Sir Dave Brailsford is widely renowned as one of the world’s greatest coaches following his unparalleled success with GB Cycling and Team Sky in the Tour De France. When Sporting Edge interviewed him to investigate this seemingly ‘perfect’ team culture, his answer was revealing. “If you put enough humans in a room for long enough there will be conflict, I used to try and make everything perfect but it’s impossible, you have to accept that there is a background noise in the team and if you do have a cosy environment with complete harmony then maybe you are not pushing hard enough.”
Many leaders work hard to create a friendly team environment but it’s the teams which harness constructive task focussed conflict which really deliver great results.
Do you encourage strong task focussed debate within in your team?

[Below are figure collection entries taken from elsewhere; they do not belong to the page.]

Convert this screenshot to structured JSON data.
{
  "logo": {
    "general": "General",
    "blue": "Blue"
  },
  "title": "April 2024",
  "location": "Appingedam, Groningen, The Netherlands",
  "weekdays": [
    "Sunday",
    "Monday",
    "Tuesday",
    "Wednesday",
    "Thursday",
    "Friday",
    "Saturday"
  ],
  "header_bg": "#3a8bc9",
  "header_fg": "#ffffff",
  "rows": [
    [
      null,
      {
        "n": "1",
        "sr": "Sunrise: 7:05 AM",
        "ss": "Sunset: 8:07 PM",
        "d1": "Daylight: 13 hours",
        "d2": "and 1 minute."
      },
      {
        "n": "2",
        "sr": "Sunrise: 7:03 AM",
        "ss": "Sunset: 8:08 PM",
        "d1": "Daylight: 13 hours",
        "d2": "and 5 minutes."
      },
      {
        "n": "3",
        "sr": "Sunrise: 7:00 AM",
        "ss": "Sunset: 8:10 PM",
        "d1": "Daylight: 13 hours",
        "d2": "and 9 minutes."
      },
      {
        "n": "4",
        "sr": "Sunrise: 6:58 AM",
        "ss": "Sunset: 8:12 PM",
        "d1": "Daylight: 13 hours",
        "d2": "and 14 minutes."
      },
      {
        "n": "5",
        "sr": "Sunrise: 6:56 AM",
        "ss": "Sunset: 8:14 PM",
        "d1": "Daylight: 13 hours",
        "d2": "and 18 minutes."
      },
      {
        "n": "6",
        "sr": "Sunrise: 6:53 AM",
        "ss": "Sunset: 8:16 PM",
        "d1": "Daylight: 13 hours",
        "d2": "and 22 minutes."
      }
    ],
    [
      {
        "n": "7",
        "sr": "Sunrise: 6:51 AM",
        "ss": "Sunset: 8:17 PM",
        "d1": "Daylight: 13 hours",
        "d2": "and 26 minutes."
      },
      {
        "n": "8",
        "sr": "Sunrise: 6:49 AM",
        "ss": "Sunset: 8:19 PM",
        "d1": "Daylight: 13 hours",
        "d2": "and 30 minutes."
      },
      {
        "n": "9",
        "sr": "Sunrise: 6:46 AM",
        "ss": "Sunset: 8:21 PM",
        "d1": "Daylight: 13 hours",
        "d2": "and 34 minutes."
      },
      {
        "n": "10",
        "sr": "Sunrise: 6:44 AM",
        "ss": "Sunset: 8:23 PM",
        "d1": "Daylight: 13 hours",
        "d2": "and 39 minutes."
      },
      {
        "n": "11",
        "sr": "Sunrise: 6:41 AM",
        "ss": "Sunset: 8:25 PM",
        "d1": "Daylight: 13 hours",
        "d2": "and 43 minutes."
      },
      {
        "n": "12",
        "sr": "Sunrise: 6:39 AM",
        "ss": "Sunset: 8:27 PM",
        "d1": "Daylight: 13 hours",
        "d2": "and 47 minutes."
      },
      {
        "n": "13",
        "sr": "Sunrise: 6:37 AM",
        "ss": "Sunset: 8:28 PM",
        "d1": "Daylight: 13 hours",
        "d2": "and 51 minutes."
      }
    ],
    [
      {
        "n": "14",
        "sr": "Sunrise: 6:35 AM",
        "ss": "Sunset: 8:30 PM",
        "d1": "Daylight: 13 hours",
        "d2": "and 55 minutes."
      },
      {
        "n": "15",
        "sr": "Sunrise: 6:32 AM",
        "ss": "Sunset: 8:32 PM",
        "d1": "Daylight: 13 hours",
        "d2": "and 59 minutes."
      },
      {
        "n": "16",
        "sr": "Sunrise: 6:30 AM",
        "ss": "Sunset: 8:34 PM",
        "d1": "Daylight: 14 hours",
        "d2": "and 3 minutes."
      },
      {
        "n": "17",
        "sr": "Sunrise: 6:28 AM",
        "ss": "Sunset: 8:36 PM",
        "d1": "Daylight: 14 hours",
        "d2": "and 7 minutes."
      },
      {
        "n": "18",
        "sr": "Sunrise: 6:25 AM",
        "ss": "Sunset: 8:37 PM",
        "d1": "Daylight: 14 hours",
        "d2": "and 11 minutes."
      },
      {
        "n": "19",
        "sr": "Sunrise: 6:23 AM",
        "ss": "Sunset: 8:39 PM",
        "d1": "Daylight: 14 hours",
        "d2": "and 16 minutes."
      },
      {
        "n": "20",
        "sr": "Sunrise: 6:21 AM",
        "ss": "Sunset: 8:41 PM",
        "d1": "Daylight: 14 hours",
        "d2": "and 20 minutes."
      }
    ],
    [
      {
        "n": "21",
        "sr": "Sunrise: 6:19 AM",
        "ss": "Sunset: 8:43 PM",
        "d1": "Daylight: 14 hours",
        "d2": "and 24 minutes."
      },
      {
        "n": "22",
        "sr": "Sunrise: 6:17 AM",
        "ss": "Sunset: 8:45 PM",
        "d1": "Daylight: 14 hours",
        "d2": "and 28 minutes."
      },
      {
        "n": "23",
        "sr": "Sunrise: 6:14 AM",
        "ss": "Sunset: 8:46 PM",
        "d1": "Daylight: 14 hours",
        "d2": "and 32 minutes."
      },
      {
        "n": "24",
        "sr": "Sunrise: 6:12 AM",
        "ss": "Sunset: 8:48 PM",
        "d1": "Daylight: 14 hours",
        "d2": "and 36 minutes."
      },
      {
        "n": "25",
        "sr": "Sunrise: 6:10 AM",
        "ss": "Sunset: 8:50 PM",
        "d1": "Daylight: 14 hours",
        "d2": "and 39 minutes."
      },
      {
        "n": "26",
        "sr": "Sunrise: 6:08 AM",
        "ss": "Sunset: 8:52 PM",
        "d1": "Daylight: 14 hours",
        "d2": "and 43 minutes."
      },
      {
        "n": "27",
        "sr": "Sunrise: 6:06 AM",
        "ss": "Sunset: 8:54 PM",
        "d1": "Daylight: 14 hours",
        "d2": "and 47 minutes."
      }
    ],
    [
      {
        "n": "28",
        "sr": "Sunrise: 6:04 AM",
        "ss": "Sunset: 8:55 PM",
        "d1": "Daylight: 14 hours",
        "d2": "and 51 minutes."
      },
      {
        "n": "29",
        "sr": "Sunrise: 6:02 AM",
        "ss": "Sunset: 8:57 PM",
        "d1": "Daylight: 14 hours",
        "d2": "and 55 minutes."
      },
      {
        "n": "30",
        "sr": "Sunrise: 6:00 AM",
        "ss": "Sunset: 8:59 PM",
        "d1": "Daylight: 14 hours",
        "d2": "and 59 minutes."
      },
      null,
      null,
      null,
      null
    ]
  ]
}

3. How do we sustain success?
Baroness Sue Campbell has been a successful coach and business woman with UK sport for over three decades and her insight is as relevant to leaders in the board room as they are in the dressing room “If you want long term success, your job as a leader is to provide the safe place to go when things are not very good, where people feel supported and valued. Then I think you also have to be strong at the right times, to challenge people to become the very best that they can be.”
How can you balance support and challenge for long term success in your business?
The secrets from these high performing sporting environments are fascinating and with the analysis, the setbacks and the pressure for results, the links between sport and business have never been so clear.
So are your individual performers aware of the pressures which lie ahead of them and does your team proactively discuss these potential derailers. In sport there is no hiding place as the game is coming and the cameras are primed.
In a world of increasing pressure, will your team survive?